In order to advance our understanding of disability, there is a strong desire for simplification, but while empathy is a worthy goal, it should not be achieved at the expense of accuracy, nuance, and respect for the real experiences of people with disabilities.
3. Explain in detail the importance of accessibility, but do not simulate disabilities.
Fault simulation seems to be useful and is very popular.
In a typical disability simulation, participants without disabilities sit in wheelchairs, are blindfolded, or use other techniques to “simulate” a particular disability. Participants explore an office space or an outdoor neighborhood environment for 15 to 30 minutes. In some cases, the simulation may last an entire day.

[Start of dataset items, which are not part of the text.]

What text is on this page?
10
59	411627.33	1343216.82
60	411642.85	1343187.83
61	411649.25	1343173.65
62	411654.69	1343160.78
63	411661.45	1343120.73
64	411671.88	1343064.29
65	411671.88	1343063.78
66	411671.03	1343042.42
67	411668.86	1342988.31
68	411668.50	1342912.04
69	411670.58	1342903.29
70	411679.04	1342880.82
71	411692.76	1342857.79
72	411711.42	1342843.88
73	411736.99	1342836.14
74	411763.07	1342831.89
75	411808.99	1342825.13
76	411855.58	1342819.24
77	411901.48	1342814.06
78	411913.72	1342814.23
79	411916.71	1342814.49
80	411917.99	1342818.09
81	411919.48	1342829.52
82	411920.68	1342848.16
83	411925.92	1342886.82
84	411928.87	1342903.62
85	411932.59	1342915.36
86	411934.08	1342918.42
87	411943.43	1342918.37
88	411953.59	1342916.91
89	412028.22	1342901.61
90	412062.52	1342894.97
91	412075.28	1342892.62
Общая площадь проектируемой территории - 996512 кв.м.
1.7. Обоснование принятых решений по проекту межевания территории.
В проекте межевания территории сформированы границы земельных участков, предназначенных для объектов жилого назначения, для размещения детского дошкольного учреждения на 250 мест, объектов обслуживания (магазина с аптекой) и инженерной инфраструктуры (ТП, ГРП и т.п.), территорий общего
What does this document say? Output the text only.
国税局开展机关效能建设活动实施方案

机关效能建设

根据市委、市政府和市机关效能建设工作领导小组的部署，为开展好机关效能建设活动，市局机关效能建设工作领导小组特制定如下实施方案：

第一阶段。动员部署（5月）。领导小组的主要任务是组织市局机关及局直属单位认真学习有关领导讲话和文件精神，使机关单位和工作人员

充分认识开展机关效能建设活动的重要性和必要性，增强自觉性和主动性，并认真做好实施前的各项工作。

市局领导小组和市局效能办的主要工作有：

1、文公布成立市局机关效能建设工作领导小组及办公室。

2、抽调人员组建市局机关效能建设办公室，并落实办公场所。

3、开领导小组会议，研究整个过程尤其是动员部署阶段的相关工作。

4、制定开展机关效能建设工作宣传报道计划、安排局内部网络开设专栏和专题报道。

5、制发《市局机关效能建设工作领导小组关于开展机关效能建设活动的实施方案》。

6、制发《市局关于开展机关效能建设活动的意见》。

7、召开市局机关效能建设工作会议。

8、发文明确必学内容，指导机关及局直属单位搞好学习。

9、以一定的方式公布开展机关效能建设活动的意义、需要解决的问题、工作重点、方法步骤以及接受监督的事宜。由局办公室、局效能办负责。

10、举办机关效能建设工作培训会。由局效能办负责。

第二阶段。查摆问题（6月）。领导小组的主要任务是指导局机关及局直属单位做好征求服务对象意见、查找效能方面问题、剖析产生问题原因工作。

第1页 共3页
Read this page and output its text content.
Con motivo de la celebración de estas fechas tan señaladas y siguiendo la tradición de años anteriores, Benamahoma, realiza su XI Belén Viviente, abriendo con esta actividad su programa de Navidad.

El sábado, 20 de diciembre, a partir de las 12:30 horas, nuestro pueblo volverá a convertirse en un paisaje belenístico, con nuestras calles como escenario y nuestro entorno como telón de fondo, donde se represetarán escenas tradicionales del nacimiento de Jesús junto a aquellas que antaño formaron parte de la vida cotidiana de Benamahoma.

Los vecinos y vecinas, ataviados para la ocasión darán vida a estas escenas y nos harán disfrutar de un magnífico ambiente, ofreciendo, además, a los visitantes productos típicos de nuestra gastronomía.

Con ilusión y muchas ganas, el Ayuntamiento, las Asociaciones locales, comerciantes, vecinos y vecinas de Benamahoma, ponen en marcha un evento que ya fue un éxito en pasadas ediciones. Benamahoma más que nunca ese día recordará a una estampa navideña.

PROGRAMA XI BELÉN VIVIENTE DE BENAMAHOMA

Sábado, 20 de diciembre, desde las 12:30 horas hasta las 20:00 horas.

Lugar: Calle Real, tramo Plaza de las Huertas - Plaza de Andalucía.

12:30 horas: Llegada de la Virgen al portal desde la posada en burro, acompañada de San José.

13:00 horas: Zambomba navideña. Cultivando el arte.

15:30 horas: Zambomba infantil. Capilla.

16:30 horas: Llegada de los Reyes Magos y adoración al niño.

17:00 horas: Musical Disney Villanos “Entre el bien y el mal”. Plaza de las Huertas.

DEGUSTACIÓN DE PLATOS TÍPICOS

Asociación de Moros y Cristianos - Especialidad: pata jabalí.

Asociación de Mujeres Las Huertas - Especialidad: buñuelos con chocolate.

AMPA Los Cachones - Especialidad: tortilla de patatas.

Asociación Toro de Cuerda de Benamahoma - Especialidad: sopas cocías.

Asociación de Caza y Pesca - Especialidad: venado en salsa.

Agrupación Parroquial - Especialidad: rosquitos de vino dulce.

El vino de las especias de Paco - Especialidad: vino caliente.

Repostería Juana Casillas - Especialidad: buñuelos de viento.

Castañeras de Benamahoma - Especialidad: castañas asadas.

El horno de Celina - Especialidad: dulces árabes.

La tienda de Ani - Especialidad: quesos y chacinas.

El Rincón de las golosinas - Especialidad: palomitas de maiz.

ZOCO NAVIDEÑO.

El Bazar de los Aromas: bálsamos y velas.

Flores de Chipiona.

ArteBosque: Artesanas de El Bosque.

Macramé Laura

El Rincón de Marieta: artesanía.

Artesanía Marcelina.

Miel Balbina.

Regardless of length or detail, the goal is to provide first-hand experience of the barriers that people with disabilities face every day. Disability simulations also aim to create moments of empathy for the very real challenges people with disabilities face every day. The insights may feel authentic and profound. The problem is, they are misleading. The long-term lessons that actually emerge from disability simulations tend to be very shallow and misleading.
Simulation can inspire efforts towards greater accessibility. But it also often provokes fear of disability and sympathy for people with disabilities. Exercises intended for serious purposes easily degenerate into silly and insulting activities, almost like stunts, where non-disabled people temporarily “pretend” to be disabled. And most of the disabilities people experience in real life are much more complex and difficult to simulate than simply being blindfolded or sitting in a wheelchair. Chronic pain, recurrent long-term illnesses, learning and cognitive disabilities, and mental illnesses such as depression and bipolar disorder are much harder to simulate.
It’s best to avoid simulating disabilities. Instead, teach them what accessibility standards are and what their purpose is. Explain specific metrics that may seem inconsequential but aren’t actually important (such as how high a toilet seat should be or how high a door step should be allowed).
Ask actual people with disabilities to describe how they deal with things and the barriers they would most like to see removed (keeping in mind, of course, the guidelines above about finding and using disability help appropriately). Teach them that listening to people with disabilities and believing what they say is more important than just experiencing their experiences firsthand.
There are still people with disabilities who do prefer and support disability simulation, and their perspectives should be considered, but at the very least these concerns and potential pitfalls should be discussed.
You don’t have to “be disabled for a day” to learn how to remove barriers and fight ableism. Even if you don’t personally understand disability, you can learn to treat disabled people better, behave better yourself, and advocate for better policies and practices.
There is no single approach or mindset that can guarantee your disability awareness work will be flawless and complete, but it can help you avoid some of the most tempting and harmful mistakes.